Understanding Why Oral Sedation Tends To Be A Better Choice
It is often surprising to discover that there are a variety of different medications that can leave you with temporary amnesia or nonexistent memories of your dental work. That lack of memory can be quite useful if your anxiety or fear of dental work is significant, as its side effects will wear off fairly soon after the procedures end. That memory loss also is beneficial because you may still be able to respond to questions from the dentist during the actual work.
Although many people who suffer from dental anxiety think that they want general anesthesia, there are higher risks of death and other complications for recipients of general anesthesia when compared to oral sedation. That means that general anesthesia is not commonly recommended.
Understanding Your Choices For Oral Sedation
Oral sedation includes several different medications. One option is Valium, which is an anti-anxiety medication that also induces mild memory loss. It has been in use for more than half a century and is particularly useful if your dental appointment is longer than normally expected, since the effects of the drug last longer than many other pills. In comparison, Versed makes you feel sleepy and/or relaxed, but wears off quickly. which makes it a good choice if your dental anxiety is a problem even during dental cleanings or other minor work.

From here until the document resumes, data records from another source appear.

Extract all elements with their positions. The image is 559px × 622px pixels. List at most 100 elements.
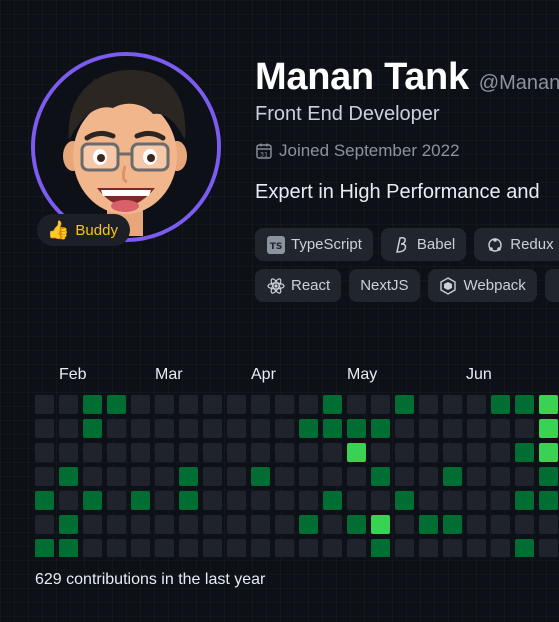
contribution-cell[interactable] [155,395,174,414]
contribution-cell[interactable] [131,539,150,557]
contribution-cell[interactable] [155,539,174,557]
contribution-cell[interactable] [395,467,414,486]
contribution-cell[interactable] [83,419,102,438]
contribution-cell[interactable] [491,395,510,414]
contribution-cell[interactable] [107,515,126,534]
contribution-cell[interactable] [443,419,462,438]
contribution-cell[interactable] [131,467,150,486]
contribution-cell[interactable] [539,395,558,414]
contribution-cell[interactable] [539,491,558,510]
contribution-cell[interactable] [419,491,438,510]
contribution-cell[interactable] [539,419,558,438]
contribution-cell[interactable] [275,539,294,557]
contribution-cell[interactable] [323,443,342,462]
contribution-cell[interactable] [347,491,366,510]
contribution-cell[interactable] [491,539,510,557]
contribution-cell[interactable] [251,419,270,438]
contribution-cell[interactable] [227,539,246,557]
contribution-cell[interactable] [59,467,78,486]
contribution-cell[interactable] [35,419,54,438]
contribution-cell[interactable] [83,467,102,486]
contribution-cell[interactable] [347,467,366,486]
contribution-cell[interactable] [467,419,486,438]
contribution-cell[interactable] [395,539,414,557]
contribution-cell[interactable] [179,515,198,534]
contribution-cell[interactable] [419,515,438,534]
contribution-cell[interactable] [35,539,54,557]
contribution-cell[interactable] [515,539,534,557]
contribution-cell[interactable] [347,539,366,557]
contribution-cell[interactable] [179,443,198,462]
contribution-cell[interactable] [299,467,318,486]
contribution-cell[interactable] [371,539,390,557]
contribution-cell[interactable] [467,491,486,510]
contribution-cell[interactable] [395,395,414,414]
contribution-cell[interactable] [227,515,246,534]
contribution-cell[interactable] [203,419,222,438]
contribution-cell[interactable] [155,515,174,534]
contribution-cell[interactable] [515,419,534,438]
contribution-cell[interactable] [179,539,198,557]
contribution-cell[interactable] [491,419,510,438]
contribution-cell[interactable] [419,443,438,462]
contribution-cell[interactable] [395,515,414,534]
contribution-cell[interactable] [515,491,534,510]
tag-react[interactable]: React [255,269,342,302]
tag-babel[interactable]: Babel [380,228,467,261]
contribution-cell[interactable] [491,515,510,534]
tag-more[interactable] [544,269,559,302]
contribution-cell[interactable] [59,491,78,510]
contribution-cell[interactable] [251,515,270,534]
contribution-cell[interactable] [515,395,534,414]
contribution-cell[interactable] [539,443,558,462]
contribution-cell[interactable] [227,443,246,462]
contribution-cell[interactable] [347,515,366,534]
contribution-cell[interactable] [83,539,102,557]
contribution-cell[interactable] [131,419,150,438]
contribution-cell[interactable] [227,467,246,486]
contribution-cell[interactable] [275,467,294,486]
contribution-cell[interactable] [371,443,390,462]
contribution-cell[interactable] [155,491,174,510]
contribution-cell[interactable] [443,539,462,557]
contribution-cell[interactable] [35,395,54,414]
contribution-cell[interactable] [323,395,342,414]
contribution-cell[interactable] [467,515,486,534]
contribution-cell[interactable] [179,467,198,486]
contribution-cell[interactable] [83,491,102,510]
contribution-cell[interactable] [107,443,126,462]
contribution-cell[interactable] [107,491,126,510]
contribution-cell[interactable] [275,395,294,414]
contribution-cell[interactable] [227,395,246,414]
contribution-cell[interactable] [35,443,54,462]
contribution-cell[interactable] [275,443,294,462]
contribution-cell[interactable] [107,467,126,486]
contribution-cell[interactable] [539,467,558,486]
contribution-cell[interactable] [539,539,558,557]
contribution-cell[interactable] [155,443,174,462]
contribution-cell[interactable] [275,515,294,534]
contribution-cell[interactable] [515,443,534,462]
contribution-cell[interactable] [107,419,126,438]
contribution-cell[interactable] [323,515,342,534]
contribution-cell[interactable] [371,491,390,510]
contribution-cell[interactable] [443,467,462,486]
contribution-cell[interactable] [299,443,318,462]
contribution-cell[interactable] [467,395,486,414]
contribution-cell[interactable] [371,419,390,438]
contribution-cell[interactable] [323,539,342,557]
contribution-cell[interactable] [59,419,78,438]
contribution-cell[interactable] [443,491,462,510]
contribution-cell[interactable] [107,539,126,557]
avatar[interactable]: 👍 Buddy [31,52,221,246]
contribution-cell[interactable] [395,491,414,510]
contribution-cell[interactable] [275,491,294,510]
contribution-cell[interactable] [59,539,78,557]
contribution-cell[interactable] [491,491,510,510]
contribution-cell[interactable] [299,491,318,510]
contribution-cell[interactable] [251,395,270,414]
contribution-cell[interactable] [395,419,414,438]
contribution-cell[interactable] [83,443,102,462]
contribution-cell[interactable] [179,395,198,414]
contribution-cell[interactable] [155,419,174,438]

Sonata and Halcion are commonly prescribed for insomniacs, so while you might expect either choice to put you to sleep, it will be much easier for you to wake up and walk out of the dental office on your own accord. Other medications exist as well and it is best for you to speak with your dentist prior to having any work or sedation done to create a care plan that will permit you to get the dental work that you need with the minimum and safest amount of sedation necessary for you to do so.
In conclusion, major dental work does not have to mean being unconscious in the dentist's office and you should not be anxiety or in pain during the procedures. As a result, you need to be aware of the information shared above when you have decided to improve or restore your significantly damaged smile.